This past week has witnessed the long-awaited arrival of rain. The fuschia-flowered gooseberry (Ribes speciosum), feared dead, has sent forth fresh, bright green buds. The moutains, so recently suffocated by smoke, have reemerged, their heights and distances become illusions conjured by shifting veils of mist.
Thanks to the Propagator for hosting another Six.
1. Rat tail cactus (Aporocactus flagelliformis) has put on significant growth since its relatively recent acquisition. This cactus seems to enjoy its sunny position, though I was puzzled by the appearance of small scabs that suggested sunburn to me – probably a consequence of the rude transition from the shady interior of a plant shop to a position where it receives full sun. That said, I welcome other suggestions regarding diagnosis and care.
2. Narrow-leaved milkweed (Asclepias fascicularis) gone to seed. I have purchased dormant milkweed plants and mature milkweed plants. I have also grown them from seed. I have read that milkweed can be slow to get established, and that has certainly been my experience. This is the first to flower and produce seeds, which I have been gathering and dispersing strategically. My hope is that next year will see a fuller flourishing of my growing population of narrow-leaved milkweed and heartleaf milkweed (Asclepias cordifolia).
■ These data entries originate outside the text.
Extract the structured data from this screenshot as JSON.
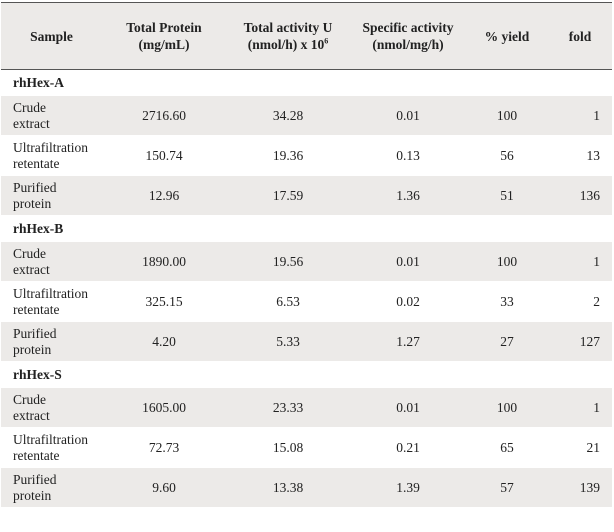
{
  "headers": {
    "sample": "Sample",
    "protein_l1": "Total Protein",
    "protein_l2": "(mg/mL)",
    "activity_l1": "Total activity U",
    "activity_l2": "(nmol/h) x 10",
    "activity_exp": "6",
    "specific_l1": "Specific activity",
    "specific_l2": "(nmol/mg/h)",
    "yield": "% yield",
    "fold": "fold"
  },
  "groups": [
    {
      "name": "rhHex-A",
      "rows": [
        {
          "l1": "Crude",
          "l2": "extract",
          "protein": "2716.60",
          "activity": "34.28",
          "specific": "0.01",
          "yield": "100",
          "fold": "1"
        },
        {
          "l1": "Ultrafiltration",
          "l2": "retentate",
          "protein": "150.74",
          "activity": "19.36",
          "specific": "0.13",
          "yield": "56",
          "fold": "13"
        },
        {
          "l1": "Purified",
          "l2": "protein",
          "protein": "12.96",
          "activity": "17.59",
          "specific": "1.36",
          "yield": "51",
          "fold": "136"
        }
      ]
    },
    {
      "name": "rhHex-B",
      "rows": [
        {
          "l1": "Crude",
          "l2": "extract",
          "protein": "1890.00",
          "activity": "19.56",
          "specific": "0.01",
          "yield": "100",
          "fold": "1"
        },
        {
          "l1": "Ultrafiltration",
          "l2": "retentate",
          "protein": "325.15",
          "activity": "6.53",
          "specific": "0.02",
          "yield": "33",
          "fold": "2"
        },
        {
          "l1": "Purified",
          "l2": "protein",
          "protein": "4.20",
          "activity": "5.33",
          "specific": "1.27",
          "yield": "27",
          "fold": "127"
        }
      ]
    },
    {
      "name": "rhHex-S",
      "rows": [
        {
          "l1": "Crude",
          "l2": "extract",
          "protein": "1605.00",
          "activity": "23.33",
          "specific": "0.01",
          "yield": "100",
          "fold": "1"
        },
        {
          "l1": "Ultrafiltration",
          "l2": "retentate",
          "protein": "72.73",
          "activity": "15.08",
          "specific": "0.21",
          "yield": "65",
          "fold": "21"
        },
        {
          "l1": "Purified",
          "l2": "protein",
          "protein": "9.60",
          "activity": "13.38",
          "specific": "1.39",
          "yield": "57",
          "fold": "139"
        }
      ]
    }
  ]
}
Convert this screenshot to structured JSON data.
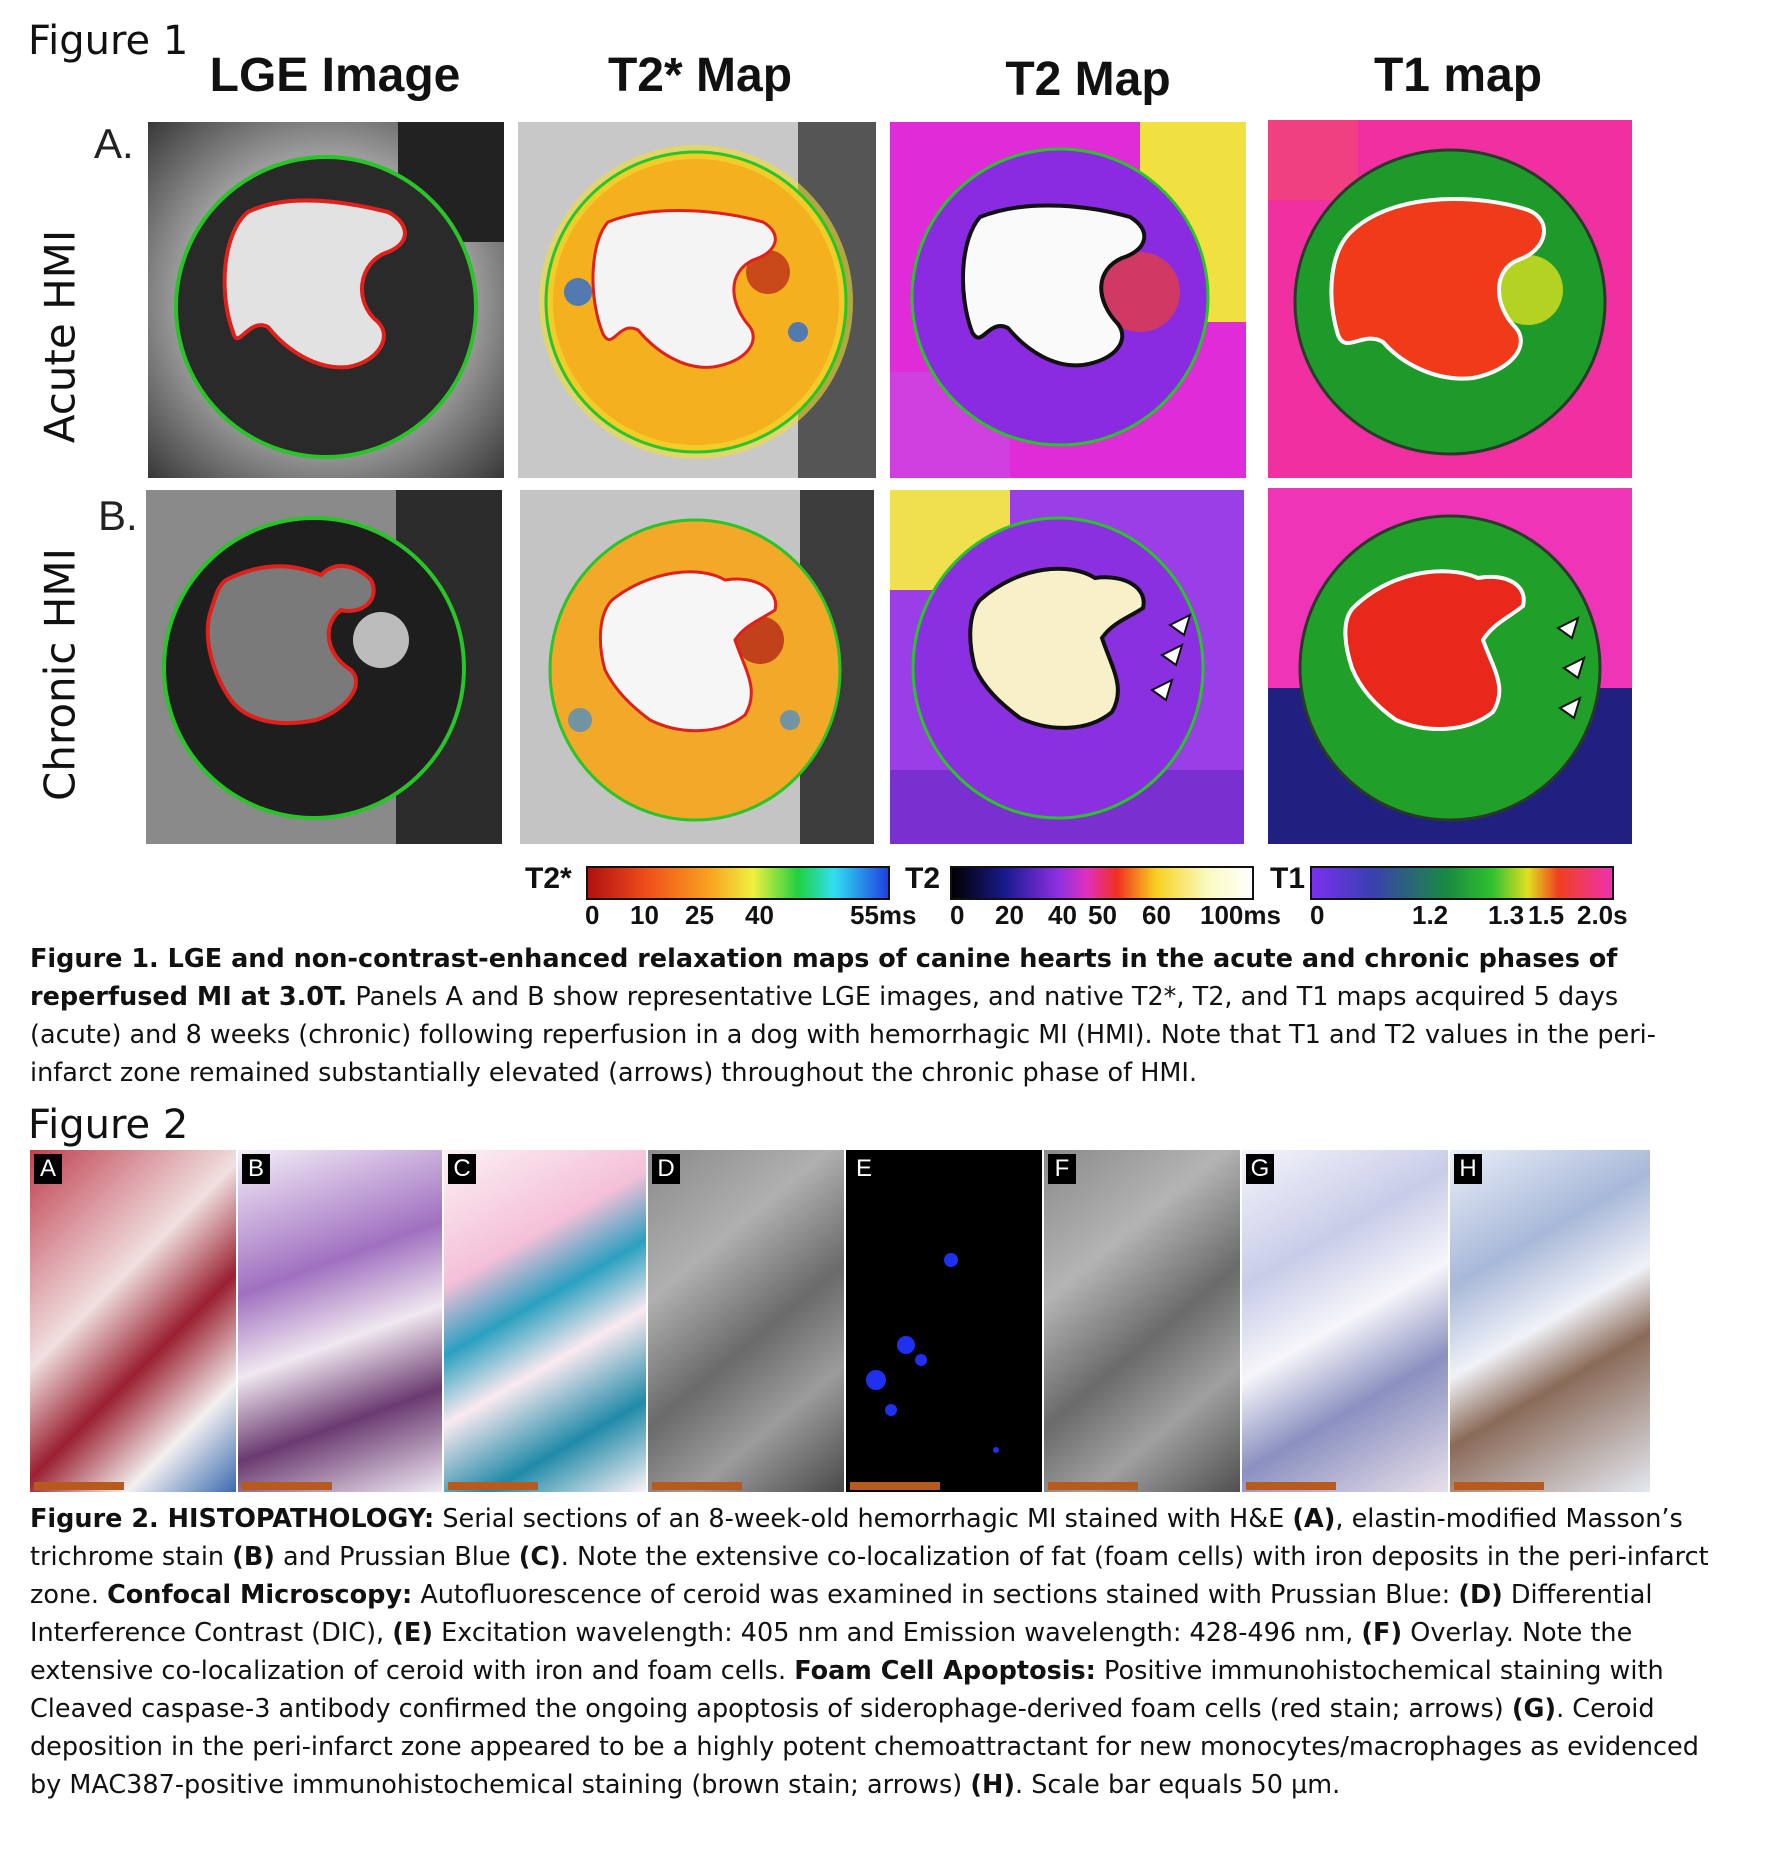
{
  "figure1": {
    "heading": "Figure 1",
    "columns": [
      "LGE Image",
      "T2* Map",
      "T2 Map",
      "T1 map"
    ],
    "rows": [
      {
        "letter": "A.",
        "label": "Acute  HMI"
      },
      {
        "letter": "B.",
        "label": "Chronic  HMI"
      }
    ],
    "colorbars": {
      "t2star": {
        "label": "T2*",
        "ticks": [
          "0",
          "10",
          "25",
          "40",
          "55ms"
        ]
      },
      "t2": {
        "label": "T2",
        "ticks": [
          "0",
          "20",
          "40",
          "50",
          "60",
          "100ms"
        ]
      },
      "t1": {
        "label": "T1",
        "ticks": [
          "0",
          "1.2",
          "1.3",
          "1.5",
          "2.0s"
        ]
      }
    },
    "caption_bold": "Figure 1. LGE and non-contrast-enhanced relaxation maps of canine hearts in the acute and chronic phases of reperfused MI at 3.0T.",
    "caption_rest": "Panels A and B show representative LGE images, and native T2*, T2, and T1 maps acquired 5 days (acute) and 8 weeks (chronic) following reperfusion in a dog with hemorrhagic MI (HMI). Note that T1 and T2 values in the peri-infarct zone remained substantially elevated (arrows) throughout the chronic phase of HMI."
  },
  "figure2": {
    "heading": "Figure 2",
    "panels": [
      "A",
      "B",
      "C",
      "D",
      "E",
      "F",
      "G",
      "H"
    ],
    "caption": {
      "s1_bold": "Figure 2. HISTOPATHOLOGY:",
      "s1": " Serial sections of an 8-week-old hemorrhagic MI stained with H&E ",
      "a": "(A)",
      "s2": ", elastin-modified Masson’s trichrome stain ",
      "b": "(B)",
      "s3": " and Prussian Blue ",
      "c": "(C)",
      "s4": ". Note the extensive co-localization of fat (foam cells) with iron deposits in the peri-infarct zone. ",
      "confocal_bold": "Confocal Microscopy:",
      "s5": " Autofluorescence of ceroid was examined in sections stained with Prussian Blue: ",
      "d": "(D)",
      "s6": " Differential Interference Contrast (DIC), ",
      "e": "(E)",
      "s7": " Excitation wavelength: 405 nm and Emission wavelength: 428-496 nm, ",
      "f": "(F)",
      "s8": " Overlay. Note the extensive co-localization of ceroid with iron and foam cells. ",
      "apoptosis_bold": "Foam Cell Apoptosis:",
      "s9": " Positive immunohistochemical staining with Cleaved caspase-3 antibody confirmed the ongoing apoptosis of siderophage-derived foam cells (red stain; arrows) ",
      "g": "(G)",
      "s10": ". Ceroid deposition in the peri-infarct zone appeared to be a highly potent chemoattractant for new monocytes/macrophages as evidenced by MAC387-positive immunohistochemical staining (brown stain; arrows) ",
      "h": "(H)",
      "s11": ". Scale bar equals 50 µm."
    }
  }
}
3. Bromeliad (Dyckia “Nickel Silver”). This eccentric character was purchased at Cistus Nursery in Portland, which has an eclectic collection presented by continent. Brief research indicates that Dyckias are the most cold and drought tolerant of the bromiliads and that a well satisfied “Nickel Silver” may be expected to put forth spikes of orange flowers at some point in the future. If all goes according to plan, this spiky colony will continue to grow, filling this rusty pocket and allowing for propagation to other areas that could benefit from a little botanical menace.
4. Goldenrod (Solidago canadensis) and visitors. The native goldenrods appear to be quite popular with the pollinators.
5. Sun drenched (or, perhaps more accurately, bleached) overviews.
6. Aster (Symphiotrichum novae-angliae) attracts a variety of pollinators, as does the native Douglas’ aster (Aster subspicatus).